There are some common characteristics of helpful child/adolescent therapy. While not every therapist will be able to provide all characteristics of helpful therapy at all times, and no therapy comes with a guarantee; reviewing the areas below might assist the search for a good start to a therapeutic relationship:
- For child/adolescent work, the therapist will be be open to discussing how they might cultivate a relationship of comfort, trust, and good boundaries with the child/adolescent and the parents. A helpful therapist can usually engage a reluctant child. A good fit between child/adolescent and the therapist is not only about the therapist’s treatment approach or education or experience, but is also related to their ability to show their genuine interest in the child, willingness to listen and to understand the world as the child understands it, and a priority for supporting the child/adolescent in their communication of their feelings with their family.
- For child/adolescent work, the therapist, without blame or judgement to the child/adolescent or family, will support the child and the family to think through the problem at hand and to find specific ways to reach better health and development. The therapist will highlight the child’s strengths and will assist in the family’s understanding of the problem as an obstacle that needs functional strategies and solutions.
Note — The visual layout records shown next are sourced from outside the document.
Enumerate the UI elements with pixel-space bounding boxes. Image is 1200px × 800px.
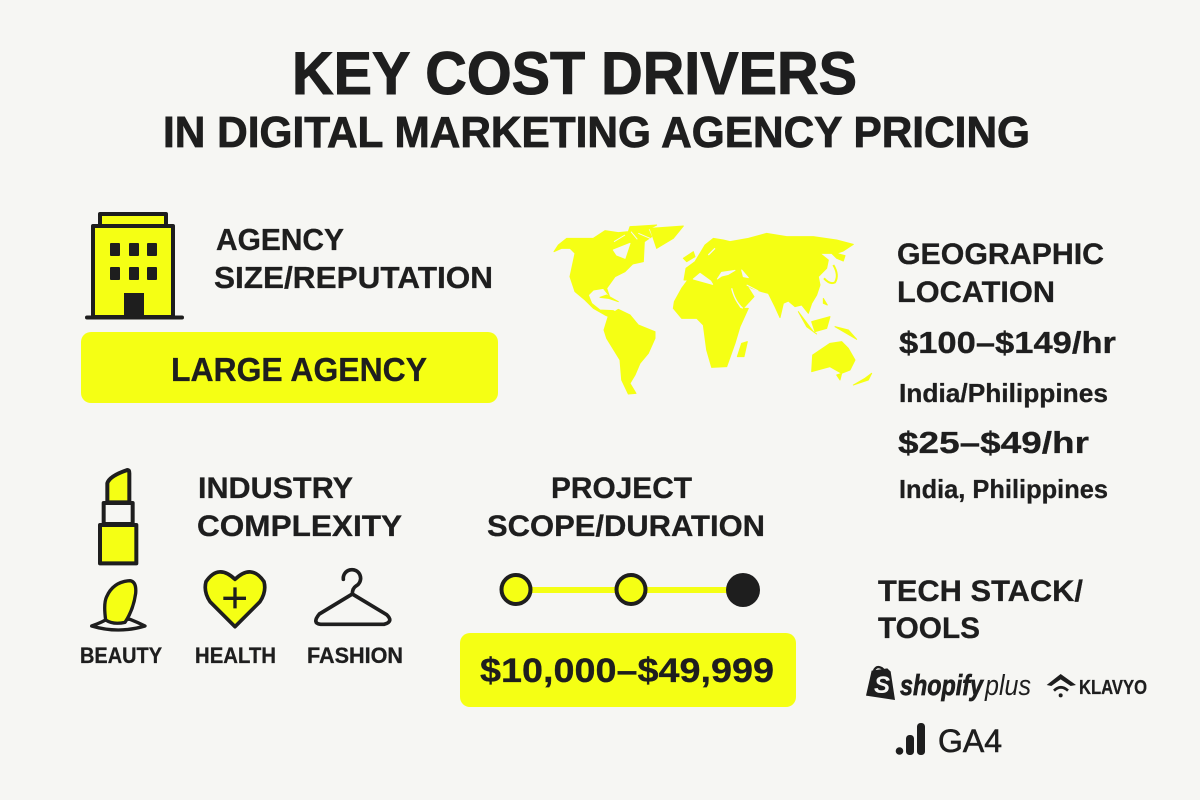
heading: industry complexity	[197, 472, 402, 543]
icon: office building	[87, 214, 182, 318]
heading: tech stack/tools: TECH STACK/	[878, 575, 1084, 608]
timeline	[502, 573, 760, 607]
panel: geographic location	[897, 238, 1116, 504]
panel: geographic location: LOCATION	[897, 276, 1055, 309]
callout: budget range: $10,000–$49,999	[480, 652, 774, 690]
heading: agency size/reputation: AGENCY	[216, 222, 344, 257]
panel: geographic location: GEOGRAPHIC	[897, 238, 1104, 271]
panel: agency size/reputation	[81, 214, 498, 403]
title: KEY COST DRIVERS	[292, 40, 857, 107]
eurasia	[683, 233, 853, 318]
logo: shopify plus: S	[874, 672, 890, 699]
callout: large agency: LARGE AGENCY	[171, 351, 427, 388]
logo: shopify plus	[866, 667, 1031, 702]
heading: project scope/duration: SCOPE/DURATION	[487, 510, 765, 543]
logo: ga4: GA4	[938, 723, 1002, 759]
logo: klavyo: KLAVYO	[1079, 677, 1147, 699]
icon: fashion hanger	[316, 570, 390, 624]
logo: klavyo	[1047, 674, 1147, 699]
heading: agency size/reputation	[214, 222, 493, 295]
heading: tech stack/tools: TOOLS	[878, 612, 980, 645]
logo: shopify plus: shopify	[900, 670, 984, 702]
panel: geographic location: $25–$49/hr	[898, 425, 1089, 460]
panel: project scope/duration	[460, 472, 796, 707]
title	[163, 40, 1030, 157]
callout: large agency	[81, 332, 498, 403]
label: health: HEALTH	[195, 643, 276, 668]
label: fashion: FASHION	[307, 643, 403, 668]
world map	[554, 225, 872, 394]
icon: beauty sponge	[92, 581, 145, 630]
south america, africa, islands	[604, 278, 872, 394]
heading: industry complexity: COMPLEXITY	[197, 510, 402, 543]
logo: ga4	[896, 723, 1002, 759]
logo: shopify plus: plus	[984, 670, 1031, 702]
heading: tech stack/tools	[878, 575, 1084, 645]
callout: budget range	[460, 633, 796, 707]
icon: lipstick	[100, 470, 136, 563]
panel: geographic location: India/Philippines	[899, 378, 1108, 408]
heading: agency size/reputation: SIZE/REPUTATION	[214, 260, 493, 295]
panel: geographic location: $100–$149/hr	[899, 325, 1116, 360]
title: IN DIGITAL MARKETING AGENCY PRICING	[163, 108, 1030, 157]
heading: project scope/duration: PROJECT	[551, 472, 692, 505]
panel: tech stack/tools	[866, 575, 1147, 759]
panel: industry complexity	[80, 470, 403, 668]
heading: project scope/duration	[487, 472, 765, 543]
heading: industry complexity: INDUSTRY	[198, 472, 353, 505]
label: beauty: BEAUTY	[80, 643, 162, 668]
north america	[554, 225, 683, 320]
icon: health heart	[205, 572, 265, 627]
panel: geographic location: India, Philippines	[899, 474, 1108, 504]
- For child/adolescent work, the therapist will regard the priority of the family system and will support the family as the primary structure of care for the child/adolescent. Therapy is temporary and a step in a process of building upon healthy development.
- For child/adolescent work, the therapy will address the cultural traditions and beliefs of the child/tee/family. Therapy will regard these areas during the development of therapy goals.
- A child/adolescent therapist will assist the child/adolescent and family to create support networks and to practice healthy patterns between therapy meetings.
Therapists who are trained and experienced with kid/teen populations are trained to communicate in a direct and creative fashion with children and with their families. If the child/adolescent or parent has questions or concerns about anything that happens during the therapy process, the therapist will be open to discussing questions or concerns.